Exercise 7. You are tasked with calibrating the Heston model daily for a trading desk. On day 1, the calibrated parameters are \(\Theta_1 = (0.034, 2.15, 0.036, 0.48, -0.72)\). On day 2, without warm-starting, the optimizer finds \(\Theta_2 = (0.038, 3.80, 0.034, 0.62, -0.65)\), which achieves a similar objective function value. Compute the relative change in each parameter. Explain why such parameter instability is problematic for a hedging desk that computes Greeks from the model, and describe how warm-starting the DE population with \(\Theta_1\) helps mitigate this issue.

Solution to Exercise 7

Relative parameter changes:

Parameter Day 1 Day 2 Absolute change Relative change
\(v_0\) 0.034 0.038 \(+0.004\) \(+11.8\%\)
\(\kappa\) 2.15 3.80 \(+1.65\) \(+76.7\%\)
\(\theta\) 0.036 0.034 \(-0.002\) \(-5.6\%\)
\(\xi\) 0.48 0.62 \(+0.14\) \(+29.2\%\)
\(\rho\) \(-0.72\) \(-0.65\) \(+0.07\) \(-9.7\%\) (in absolute value)

The most dramatic change is in \(\kappa\) (\(+76.7\%\)) and \(\xi\) (\(+29.2\%\)).

Why this instability is problematic for hedging: A hedging desk computes model-implied Greeks (delta, gamma, vega, etc.) from the calibrated Heston parameters. The Greeks depend sensitively on the parameters:

  1. Delta depends on \(\rho\) and \(v_0\): a shift in \(\rho\) from \(-0.72\) to \(-0.65\) changes the skew-adjusted delta by several percentage points for OTM options.
  2. Vega and volga depend on \(\xi\): a 29% jump in \(\xi\) changes the smile curvature and hence the second-order volatility sensitivities.
  3. Theta and the forward smile depend on \(\kappa\): a 77% jump in \(\kappa\) alters the predicted variance mean-reversion, changing the term structure of Greeks for calendar spread positions.

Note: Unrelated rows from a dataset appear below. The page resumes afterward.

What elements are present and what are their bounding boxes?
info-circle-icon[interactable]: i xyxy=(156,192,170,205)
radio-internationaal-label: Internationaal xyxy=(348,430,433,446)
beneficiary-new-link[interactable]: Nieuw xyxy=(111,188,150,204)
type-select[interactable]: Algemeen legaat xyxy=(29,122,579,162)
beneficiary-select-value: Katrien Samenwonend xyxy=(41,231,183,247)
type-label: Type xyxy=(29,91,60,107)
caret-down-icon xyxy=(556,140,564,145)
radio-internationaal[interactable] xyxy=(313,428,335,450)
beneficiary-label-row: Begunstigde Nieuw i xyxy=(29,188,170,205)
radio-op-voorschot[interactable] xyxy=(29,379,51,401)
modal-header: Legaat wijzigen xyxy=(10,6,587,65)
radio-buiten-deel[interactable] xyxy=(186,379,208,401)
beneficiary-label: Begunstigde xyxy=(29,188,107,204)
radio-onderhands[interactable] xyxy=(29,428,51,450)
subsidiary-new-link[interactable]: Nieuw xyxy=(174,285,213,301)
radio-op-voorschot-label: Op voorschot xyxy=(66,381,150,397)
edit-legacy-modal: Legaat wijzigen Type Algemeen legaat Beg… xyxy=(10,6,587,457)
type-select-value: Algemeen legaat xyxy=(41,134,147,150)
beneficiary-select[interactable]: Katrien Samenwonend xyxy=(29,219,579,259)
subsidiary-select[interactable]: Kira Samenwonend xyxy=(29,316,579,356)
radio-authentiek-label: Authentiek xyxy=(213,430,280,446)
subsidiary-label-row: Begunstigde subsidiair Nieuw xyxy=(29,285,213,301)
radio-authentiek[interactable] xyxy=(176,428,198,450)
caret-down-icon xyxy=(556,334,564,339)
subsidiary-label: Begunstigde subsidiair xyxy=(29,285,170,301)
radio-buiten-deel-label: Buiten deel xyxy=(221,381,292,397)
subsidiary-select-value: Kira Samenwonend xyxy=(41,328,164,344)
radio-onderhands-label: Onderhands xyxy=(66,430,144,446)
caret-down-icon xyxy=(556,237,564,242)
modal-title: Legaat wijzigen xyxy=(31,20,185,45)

When parameters jump, the Greeks change discontinuously even though the market has not moved. The hedging desk rebalances based on the new Greeks, generating unnecessary transaction costs. Worse, the P&L attribution shows large "unexplained" components driven by parameter changes rather than market moves, making risk management unreliable.

How warm-starting mitigates this: By including \(\Theta_1\) in the initial DE population on day 2, the optimizer begins with a known good solution in its population. Since \(\Theta_1\) and \(\Theta_2\) achieve similar objective values (they lie near the same basin or on a ridge), the DE selection mechanism will favor the member closest to \(\Theta_1\) (the warm-start seed) unless another population member achieves a substantially better fit. The warm-started DE effectively explores the neighborhood of yesterday's parameters first, and will only move to a distant basin if it offers a clearly superior fit. Combined with Tikhonov regularization (penalizing deviations from \(\Theta_1\)), warm-starting ensures that the calibrated parameters evolve smoothly from day to day, producing stable Greeks and predictable hedge P&L.